И, не дожидаясь, когда я оправлюсь от изумления и отвечу, Самуил Ребуль повернулся и пошел прочь, прямой и длинный как шест.
Часть ПЯТАЯ
Я прошел по единственной улице нашей деревни. Я не был здесь пять лет. Я вернулся в нее победителем, но страдаю от этого, как от великого несчастья, и утешаюсь воспоминаниями о том, что было двенадцать лет назад в воскресное майское утро, когда мой отец об руку с матерью вышел из церкви после обличения его за мессой как нераскаянного гугенота. Отец, помоги мне, своему последнему сыну, перенести наше победоносное возвращение в Пон-де-Растель! Да ведь ты-то, отец, запретил тогда нам прибегнуть к оружию. Как тебе, наверно, легко было в твой смертный час вознестись на небо…
Вот снова прохожу я по Пон-де-Растелю, но не так, как пять лет назад, спокойно шествуя крестным путем на Голгофу пред лицом доброго народа нашего, глядя на него взором ясным, прямым, как лучи солнца в летний полдень, – нет, мы ворвались ночью, спустившись через перевал Риз; мы ринулись на спящий Пон-де-Растель, вздымая горящие факелы, и из широко открытых ртов наших неслись слова Моисеевы: «Изострю сверкающий меч мой… Упою стрелы мои кровью, и меч мой насытится плотью, кровью убитых и пленных», – ведь мы уже не следовали заветам Иисуса.

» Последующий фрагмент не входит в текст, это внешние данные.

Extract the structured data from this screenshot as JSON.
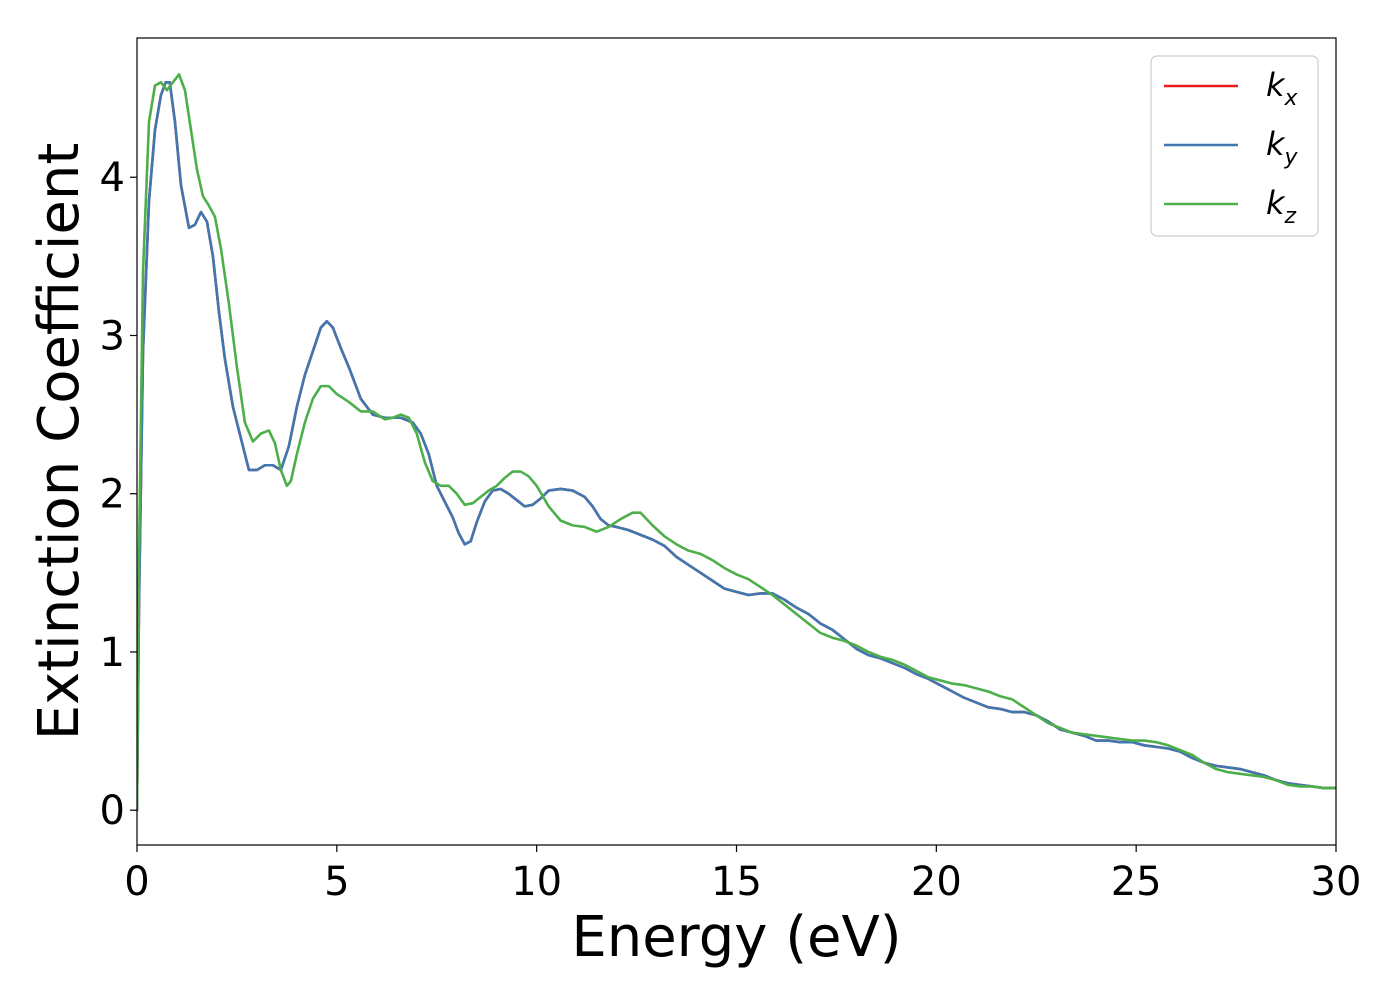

Вот запылали дома, огонь пожирает жилище и все имущество Гиро, Польжи, Понтье, Дюмазеров; пламя пожаров разгоняет мрак ночной, а мы в безумном исступлении ринулись дальше к дому Лартигов.
Глава семьи Дуара стоял как вкопанный в деревянных своих башмаках и, скрестив руки на груди, загораживал собою дверь; он даже не дрогнул, когда лавина огней и пламени остановилась в двух шагах от него; он не убежал, думается, по той причине, что ждал нас. Он держался уверенно, как и все Лартиги, и смеялся знакомым мне язвительным смешком, а потом как рявкнул во всю глотку, так словно свечку задул, – сразу смолкли наши библейские) гимны и псалмы о пожарах.
Когда же он узнал меня среди темных фигур, казалось, тоже извивавшихся, плясавших, как огни факелов, когда разглядел рядом со мной Финетту и старика Поплатятся, то разразился громовым хохотом, и меня словно кнутом хлестнуло по лицу.
Терзаясь болью душевной, я крикнул:
– Мы не хотим вам зла, мессир Лартиг! Ни вам, ни семейству вашему. Мы только подпалим амбары.
Дуара Лартиг, словно Самсон, ухватился за дверные косяки и возопил:
– Мое зерно – это я! Мое сено – это я! Мое добро – Это я и мои близкие!
Маленький Вернисак прибежал из риги Лартигов, самой лучшей во всем селе, и громко закричал, что она битком набита соломой и сеном. Он тотчас отправился обратно, ведя за собой осла, нагруженного просмоленным хворостом. Дуара Лартиг зарычал:
– Моя рига – это я!
Увидев, что Бельтреск двинулся к нему, я изо всей силы крикнул:
– Не тронь его, кузнец! Пусть ни единого волоса не упадет с головы его.
Бельтреск так круто остановился, что тяжелая палида потянула его назад.
У Лартигов рига прилегала к ометам соломы, к конюшне, к поленницам дров и к дровяному сараю. Когда оттуда взвился огонь, Дуара спрыгнул с крыльца и помчался, рассекая толпу, словно кабан, кусты терновника, дорогой он ударом плеча сбил на землю тяжело навьюченного мула, который после этого не мог подняться.
Мы догнали Дуара, когда он уже сжимал своими волосатыми ручищами шею маленького Вернисака, и у того руки и ноги болтались как тряпочные. Лартиг стискивал ему шею и вопил:
– Ведь это меня ты сжигаешь, негодяй, меня!..
Я уцепился за руку Маргелана.
– Не убивай его, Дариус, не убивай! Ради меня!..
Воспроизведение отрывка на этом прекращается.